What Are Computer-Style Progressive Lenses?
- Top of the lens provides partial magnification, ideal for viewing text on a computer monitor
- Bottom of lens offers full magnification for reading small text
- Special anti-reflective coating helps limit the glare and additional strain artificial lights can put on your vision
Computers are a part of everyday life. Whether you’re working on a business document or catching up with loved ones over text or video chat, we spend a lot of our time in front of a computer monitor. Digital screens allow you to adjust the font size to one that’s more comfortable to read, but even so, prolonged reading off of an illuminated panel often causes eyestrain.
These glasses are designed with the needs of computer uses in mind. Unlike the progressive lenses found in most reading glasses, there is no “clear” or normal part to the lens. Instead, the top of the glasses offers 60% of the magnification strength, perfect for looking at text on a screen without making it overly large. The bottom of the lens offers full magnification for when you read the paper or other small text that can’t be modified.

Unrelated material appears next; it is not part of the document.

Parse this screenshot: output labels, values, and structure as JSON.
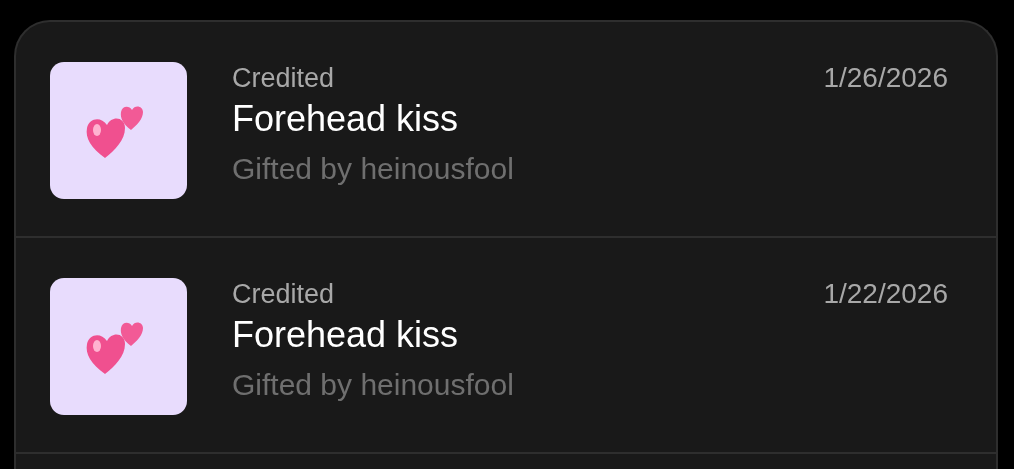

To help mitigate the effects of harsh, artificial light, computer-style progressive lenses also come with a special anti-reflective coating, designed with computer monitors and fluorescent overhead lights in mind. The lenses will help minimize indoor glare, which can help reduce eyestrain. If you find that you use your reading glasses most when at a computer, these specialized progressives could be the lenses you’re looking for.
All eyewear mentioned above are non-prescription lenses and intended for generic use only.
Bifocal Readers FAQ
Can I buy non prescription bifocals?
Yes, you can purchase bifocals without a prescription.
Do bifocal reading glasses work?
Yes, bifocal reading glasses really work. In fact, they are excellent for both up-close vision and distance viewing, making them optimal for those who need to wear them all day.
Who invented bifocal readers?
Benjamin Franklin was said to have invented bifocal reading glasses in 1784.
Can I drive with bifocals?
Yes, you can safely drive with wearing bifocal reading glasses due to the magnification segment being near the bottom of the lens allowing for full, uncorrected distance viewing at the top.
Can I buy bifocal reading sunglasses?
Yes, bifocal reading glasses are available on the market. Shop bifocal reading sunglasses now!
How much do bifocal readers cost?
Bifocal readers can cost anywhere from $5 up to $500+ for designer brands.